Leave a Comment (16)

  1. Although I would be willing to eat these, your plating leaves something to be desired. It doesn’t help push the ‘eat me, i’m good’ message.

    In other news, In high school, I got to play with a removed cancerous human testicle (not my own), so I wonder if the texture is the same.

    Conrad | | Reply
  2. I had them at Incanto two weeks ago, and they were excellent! They reminded me of a finely-ground white veal sausage that I love from Switzerland “saucisse de veau”. When I tell people what I ate, the are pretty incredulous, though… I’m glad I have this link to prove it!

    Perrin Meyer | | Reply
  3. Are you kidding me? Isn’t that false advertising? ;-)

    duck fries sound yum tonight honey!

    um….ma’am…they are duck balls.

    why not call a spade a spade?

    Steamy Kitchen | | Reply
  4. We thought about ordering the duck fries after being informed what they really are, but opted for the antipasto plate instead. We’ve both had turkey testicles and Rocky Mountain oysters before and would be interested to see how duck fries compare to those two meats.

    Loren | | Reply
  5. We ate your duck fries (sans sorrel) and loved them. I went to the site that you list above and it appears that they no longer sell them. Is it possible that they only sell these to restaurants or as a special order?

    Chubby | | Reply
  6. This is the most disgusting thing i have heard in a while. People are becoming more and more debased. Just a sign of the times we live in I guess.

    loulou | | Reply
  7. @ loulou:

    It’s more debased to throw away and waste a perfectly good to eat, tasty, easy to prepare part of the animal. What do you think goes into the sausages and hot dogs you eat, sugar?

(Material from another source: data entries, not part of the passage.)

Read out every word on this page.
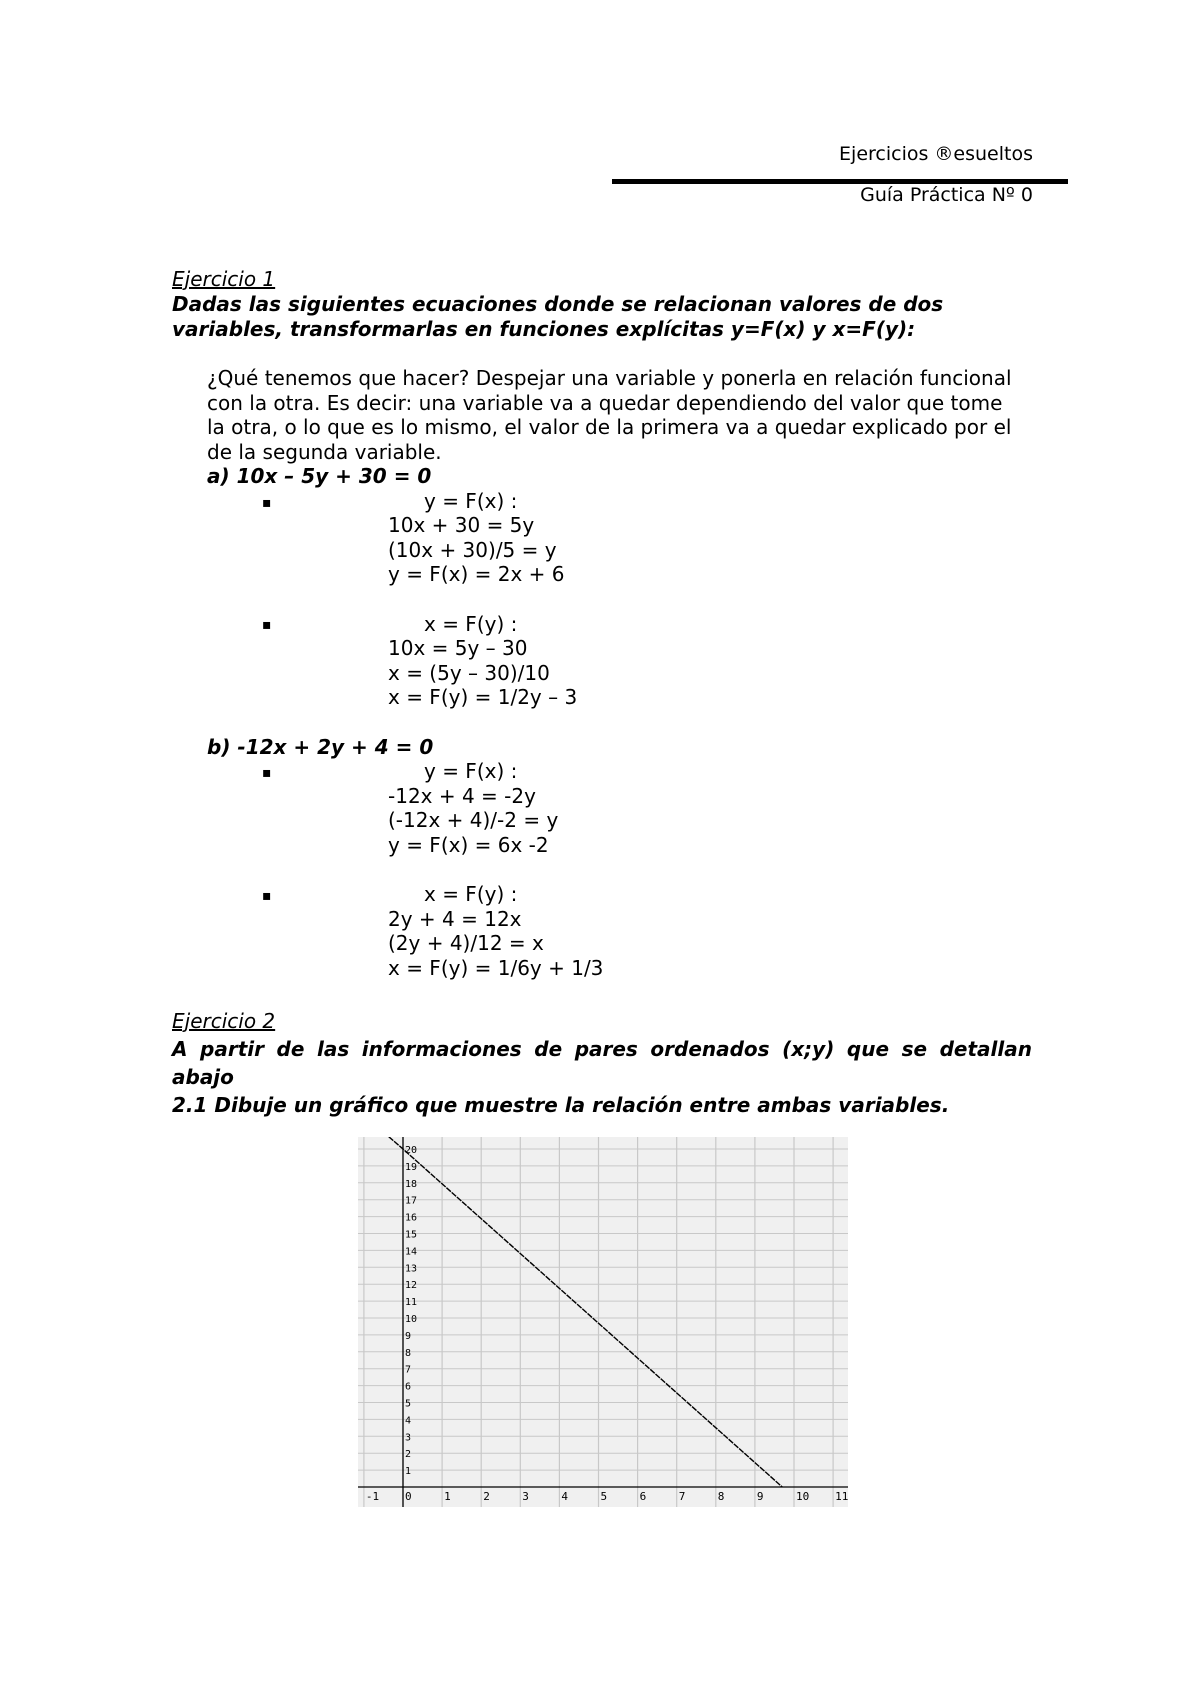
Ejercicios ®esueltos
Guía Práctica Nº 0
Ejercicio 1
Dadas las siguientes ecuaciones donde se relacionan valores de dos
variables, transformarlas en funciones explícitas y=F(x) y x=F(y):
¿Qué tenemos que hacer? Despejar una variable y ponerla en relación funcional
con la otra. Es decir: una variable va a quedar dependiendo del valor que tome
la otra, o lo que es lo mismo, el valor de la primera va a quedar explicado por el
de la segunda variable.
a) 10x – 5y + 30 = 0
▪	y = F(x) :
10x + 30 = 5y
(10x + 30)/5 = y
y = F(x) = 2x + 6
▪	x = F(y) :
10x = 5y – 30
x = (5y – 30)/10
x = F(y) = 1/2y – 3
b) -12x + 2y + 4 = 0
▪	y = F(x) :
-12x + 4 = -2y
(-12x + 4)/-2 = y
y = F(x) = 6x -2
▪	x = F(y) :
2y + 4 = 12x
(2y + 4)/12 = x
x = F(y) = 1/6y + 1/3
Ejercicio 2
A partir de las informaciones de pares ordenados (x;y) que se detallan
abajo
2.1 Dibuje un gráfico que muestre la relación entre ambas variables.
-1 0	1	2	3	4	5	6	7	8	9	10 11
1
2
3
4
5
6
7
8
9
10
11
12
13
14
15
16
17
18
19
20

    I live in the US and there is a butcher shop near my house, and I can get some of the more exotic offal practically free. That’s not being debased, it’s being thrifty and practical. It was nice, also, to be able to prepare haggis the old way. I had it on a business trip to Scotland and loved it, as do most people who try it there.

    speedwell | | Reply
  8. I am a huge fan of offal. This site referenced D’Artagnan as the vendor to buy them from. When I searched the on-line D’Artagnan product line I could not find them. Finally, I called the company to inquire as to whether or not they offered them and was told that they did, but they were not offering them on-line because they were not sometbing that many people were interested in purchasing. I suggested that they offered them because more people were interested in purchasing them and if they didn’t want them, then they just wouldn’t order them. I ordered a five pound bag. I haven’t tried them yet, but I can’t wait until I do. I also ordered cockscombs from them. I am looking forward to having some great “OFFAL GOOD EATS”!

    DEBBIE | | Reply
  9. Thanks for confirming that what I ate at DNA in Montreal last week (awesome restaurant, if you ever get the chance) was, in fact, “ducknuts.”

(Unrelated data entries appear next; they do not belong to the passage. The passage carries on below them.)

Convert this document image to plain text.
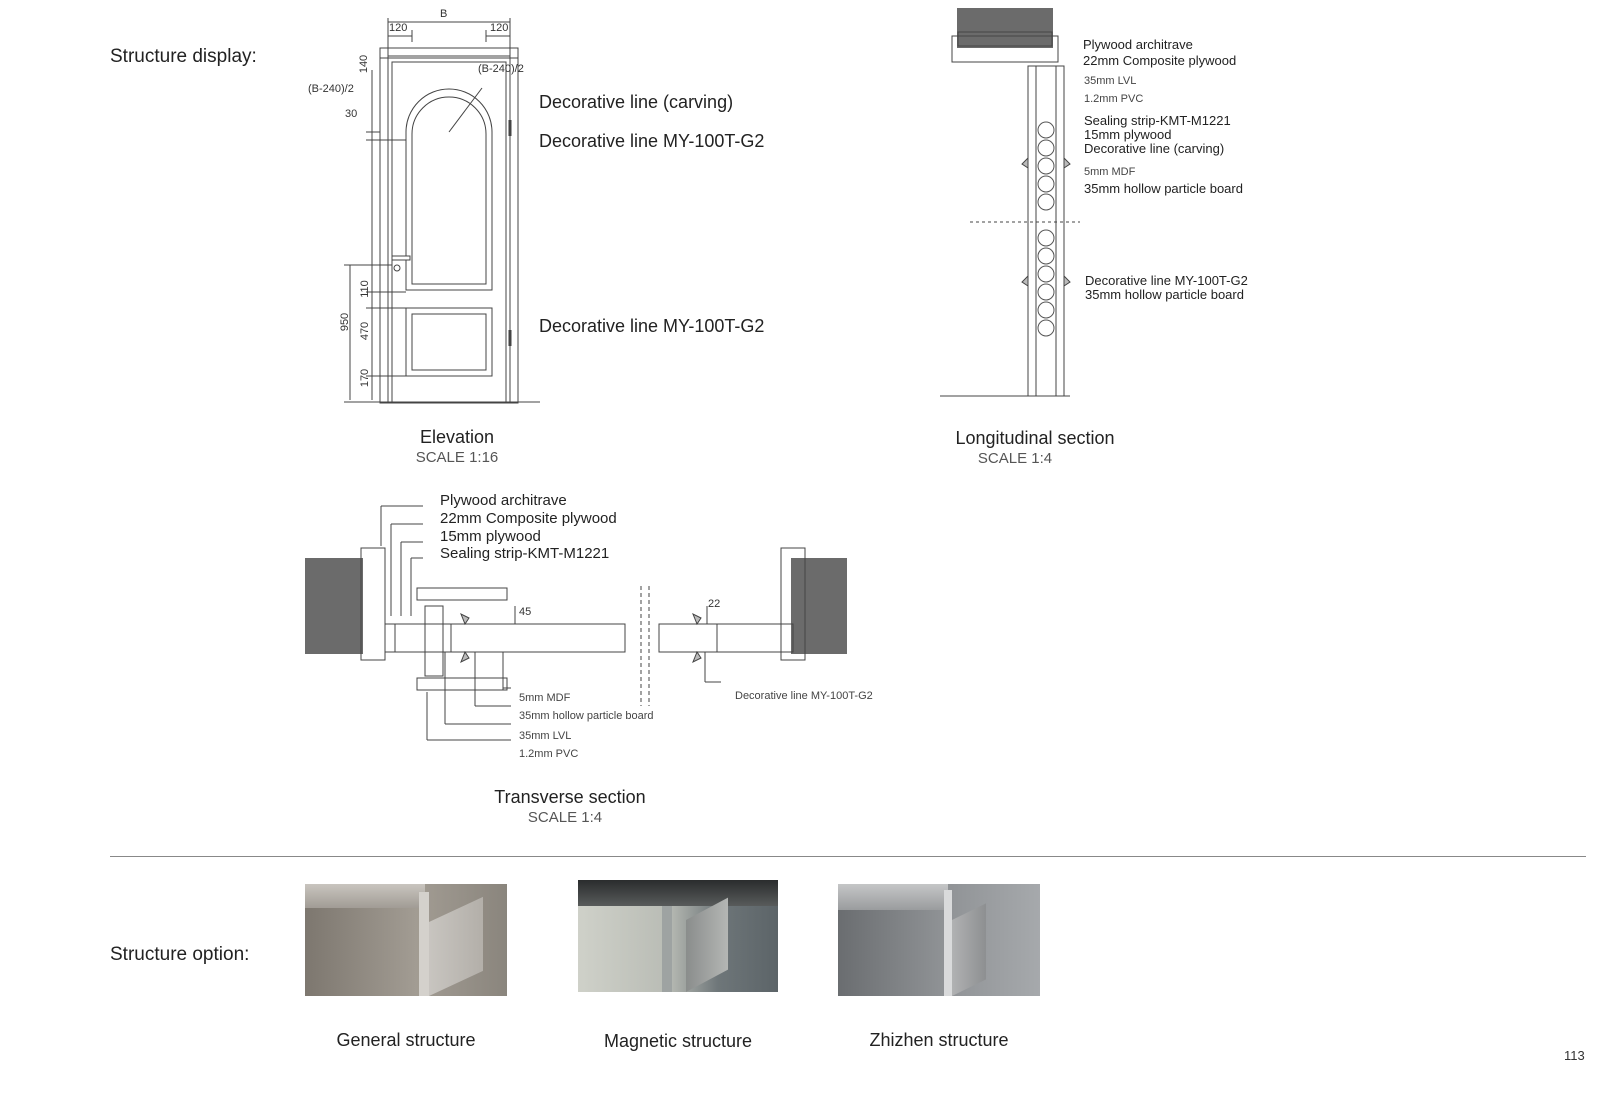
Structure display:
B
120	120
140
(B-240)/2
(B-240)/2
30
110
950 470
170
Decorative line (carving)
Decorative line MY-100T-G2
Decorative line MY-100T-G2
Elevation
SCALE 1:16
Plywood architrave
22mm Composite plywood
35mm LVL
1.2mm PVC
Sealing strip-KMT-M1221
15mm plywood
Decorative line (carving)
5mm MDF
35mm hollow particle board
Decorative line MY-100T-G2
35mm hollow particle board
Longitudinal section
SCALE 1:4
Plywood architrave
22mm Composite plywood
15mm plywood
Sealing strip-KMT-M1221
45
22
5mm MDF
35mm hollow particle board
35mm LVL
1.2mm PVC
Decorative line MY-100T-G2
Transverse section
SCALE 1:4
Structure option:
General structure	Magnetic structure	Zhizhen structure
113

    They were served along with duck tongues and crispy duck skin as a garnish for a duck liver and duck egg yolk raviolo. Absolutely to die for.

    Jen | | Reply
  10. @speedwell: Well said.
    @loulou: It’s not like eating offal is something new. Someone above mentioned haggis. That heart/kidney/lung/stomach dish has been eaten for at least 600 years. And people from all cultures have eaten animal genitalia for just as long. From bulls and sheep, to fish (as in Soft Roe/milt) and spans the globe from the Americas to Europe to Asia. Now having said all that, I must admit that I’m not a big fan of most offal products, but I certainly don’t see anything depraved or debased about eating them. Unless you have moral issues with eating meat in general (which is a whole other debate) I don’t see any reason why one part of an animal is off limits while the rest is just fine.

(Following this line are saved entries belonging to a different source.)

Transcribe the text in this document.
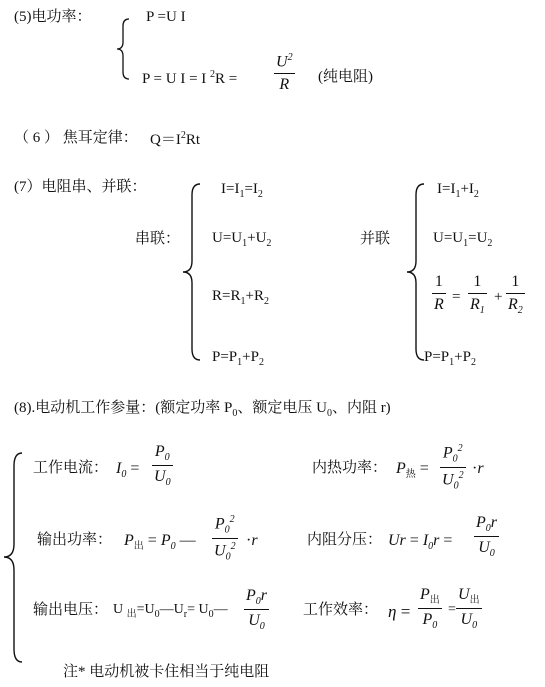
(5)电功率：	P =U I
P = U I = I $^2$R =
$U^2$
R (纯电阻)
（ 6 ） 焦耳定律： $Q=I^2Rt$
(7）电阻串、并联：
串联：
$I=I_1=I_2$
$U=U_1+U_2$
$R=R_1+R_2$
$P=P_1+P_2$
并联
$I=I_1+I_2$
$U=U_1=U_2$
1
R =
1
$R_1$
+
1
$R_2$
$P=P_1+P_2$
(8).电动机工作参量：(额定功率 $P_0$、额定电压 $U_0$、内阻 r)
工作电流： $I_0$ =
$P_0$
$U_0$
内热功率： $P_热$ =
$P_0^2$
$U_0^2 \cdot r$
输出功率： $P_出 = P_0$ —
$P_0^2$
$U_0^2 \cdot r$	内阻分压： $Ur = I_0r$ =
$P_0r$
$U_0$
输出电压： U $_出=U_0—U_r=$ $U_0—$
$P_0r$
$U_0$
工作效率： η =
$P_出$
$P_0$
=
$U_出$
$U_0$
注* 电动机被卡住相当于纯电阻
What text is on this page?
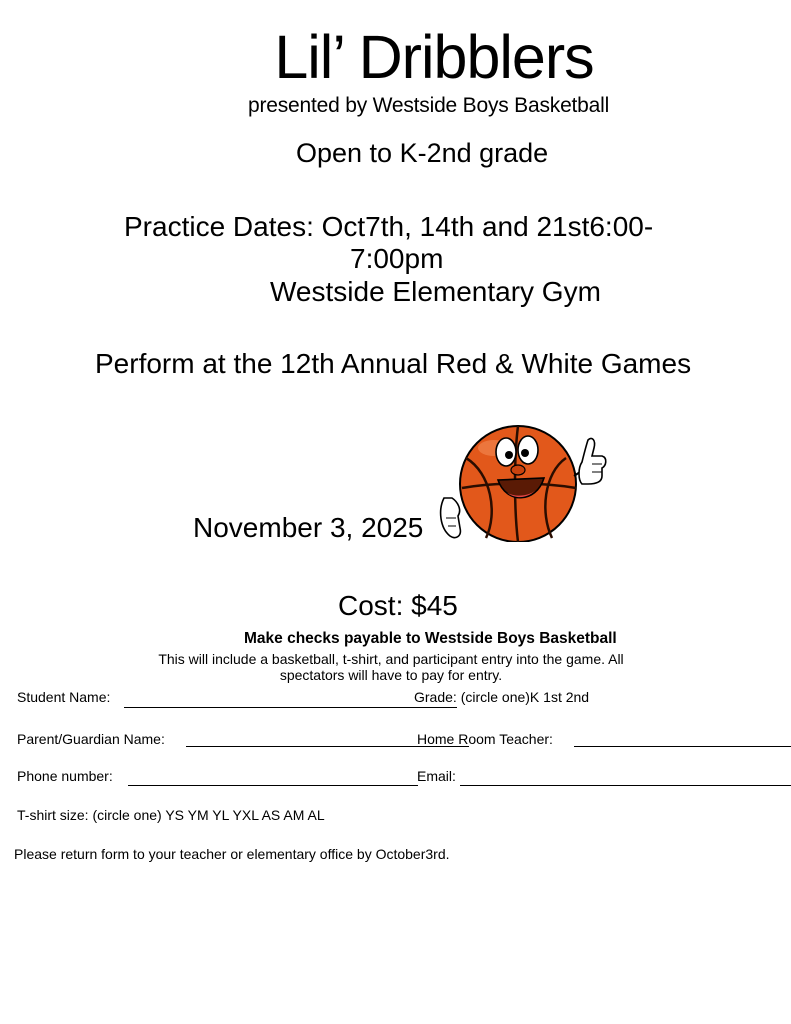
Lil’ Dribblers
presented by Westside Boys Basketball
Open to K-2nd grade
Practice Dates: Oct7th, 14th and 21st6:00-
7:00pm
Westside Elementary Gym
Perform at the 12th Annual Red & White Games
November 3, 2025
Cost: $45
Make checks payable to Westside Boys Basketball
This will include a basketball, t-shirt, and participant entry into the game. All
spectators will have to pay for entry.
Student Name:	Grade: (circle one)K 1st 2nd
Parent/Guardian Name:	Home Room Teacher:
Phone number:	Email:
T-shirt size: (circle one) YS YM YL YXL AS AM AL
Please return form to your teacher or elementary office by October3rd.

    Nice blog by the way, Chris!

    madcitypaul | | Reply
  11. ya i gotta agree with the others, LOULOU. what is “debased” about eating the whole animal? that was a living creature, and if u are going to kill it for food, u should “honor your protein” by using all of it that u can. im not a huge fan of offal, but to those who are, kudos! i think its great that the “whole hog” is being used, and theres nothing debased about it.